American manga publisher Tokyopop was ubiquitous in the early 2000s, bringing mass-market manga to an entire generation of new readers outside of Japan. Yet when Tokyopop creator Stu Levy returned this year with a new app called POP Comics, it was met with a flood of backlash from the comics community.
First, a bit about the app. POP Comics allows manga creators to share their work with readers, with creators taking a 70 percent cut of any advertising revenue from their comics. It’s nowhere nearly as reliably lucrative as a traditional publishing deal, but is certainly appealing to up-and-coming artists in the same way that Amazon‘s self-publishing tools have found favor among writers of all stripes. So, why did POP Comics provoke such an overwhelmingly negative reaction within days of its official launch?
set your comic pages on fire and submerge your harddrive in the river. Better than selling your work to tokyopop
— Killjoy McCoy (@letsgoayo) April 30, 2016
https://twitter.com/BrittSabo/status/726456679617945600
Yeah people. Listen. This Pop comics thing, this Tokyopop shit? You’re literally better off scattering your work’s ashes to the four winds.
— 🖼 Jemma 🎨 (@bisonfisticuffs) April 30, 2016
Tokyopop’s story is certainly a fraught one. The publisher peaked in the early 2000s with its massively popular run of “authentic manga” books printed right-to-left, which was conveniently faster and cheaper to publish than rearranging the original Japanese page order. Its immense rise spawned an English-language manga fandom that was gone almost as quickly as it had emerged. Tokyopop collapsed in 2011 amid financial losses and controversial copyright disputes.
Five years later, Tokyopop’s enduring legacy appears to be a widespread belief that it mistreated young artists and writers by offering potentially exploitative contracts where intellectual property rights were split 50-50 between the publisher and creators. Speaking to Comics Alliance last year, Rikki Simons, co-creator of the Tokyopop series Shutterbox, had this to say about his experience:
A co-ownership of copyright between a creator and publisher is a terrible, dishonest trick. A co-ownership of copyright is really a dirty version of the work-for-hire. To throw away your moral rights and share a copyright with a publisher who has more money and power than you means that, realistically, they own the whole thing… and when the publisher finally goes out of business, and it will eventually go out of business because everything, everything, everything dies eventually, your work will die with them.
When POP Comics was launched last month, alarm bells began to ring due to Tokyopop’s unfortunate reputation. Suspicious of the “no fine print” pronouncement on the POP Comics website, comics fans immediately began investigating the claim.

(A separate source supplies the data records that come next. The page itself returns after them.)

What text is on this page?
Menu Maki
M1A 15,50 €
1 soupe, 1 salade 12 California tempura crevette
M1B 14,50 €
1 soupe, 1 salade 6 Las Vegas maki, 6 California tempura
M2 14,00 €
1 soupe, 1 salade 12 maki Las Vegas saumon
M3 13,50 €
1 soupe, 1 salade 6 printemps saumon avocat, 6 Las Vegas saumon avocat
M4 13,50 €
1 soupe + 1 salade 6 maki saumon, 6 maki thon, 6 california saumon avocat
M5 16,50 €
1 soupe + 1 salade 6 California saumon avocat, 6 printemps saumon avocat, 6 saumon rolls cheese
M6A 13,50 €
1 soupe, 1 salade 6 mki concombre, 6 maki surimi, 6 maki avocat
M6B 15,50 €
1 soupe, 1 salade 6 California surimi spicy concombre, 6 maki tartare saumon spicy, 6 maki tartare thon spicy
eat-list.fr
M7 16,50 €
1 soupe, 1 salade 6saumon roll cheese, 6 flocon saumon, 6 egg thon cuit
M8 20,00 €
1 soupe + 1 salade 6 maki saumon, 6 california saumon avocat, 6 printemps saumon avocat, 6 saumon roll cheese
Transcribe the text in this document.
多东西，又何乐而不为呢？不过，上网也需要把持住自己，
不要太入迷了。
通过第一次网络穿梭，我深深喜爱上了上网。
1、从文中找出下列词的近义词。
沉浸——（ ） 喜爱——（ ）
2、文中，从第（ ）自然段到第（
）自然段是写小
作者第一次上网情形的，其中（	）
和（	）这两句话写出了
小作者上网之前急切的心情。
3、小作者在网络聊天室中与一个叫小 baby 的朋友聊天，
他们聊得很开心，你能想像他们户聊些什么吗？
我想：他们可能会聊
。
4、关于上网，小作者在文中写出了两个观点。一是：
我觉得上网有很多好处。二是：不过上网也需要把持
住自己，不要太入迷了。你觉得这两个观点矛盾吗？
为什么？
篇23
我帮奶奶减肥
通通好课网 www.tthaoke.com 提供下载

POP Comics promises complete control of copyright to the creators, who post their work straight onto the app without editorial input. The experience is similar to publishing a story on Wattpad or uploading a video to YouTube, though POP Comics’ terms of service seem especially malleable.
In particular, POP Comics warns that it may change its terms of service at any time, “at our sole discretion, without your consent.” Given Tokyopop’s history, people are worried that the app may decide to covertly change its copyright policy. POP Comics also has the right to edit or delete any “user content” at any time, although this is fairly typical for a free online publishing platform.
After the backlash of the past few days, it’s clear that people haven’t forgotten the impact Tokyopop had on creators like Simmons as well as Alex de Campi, both of whom have publicly spoken out about their difficulties with the publisher.
If Stu Levy wants POP Comics to become the Wattpad of manga publishing, then he needs to regain the trust of the community Tokyopop seems to have alienated five years ago. Judging by the number of people currently warning young artists to avoid the the app at all costs, that process is still a work in progress.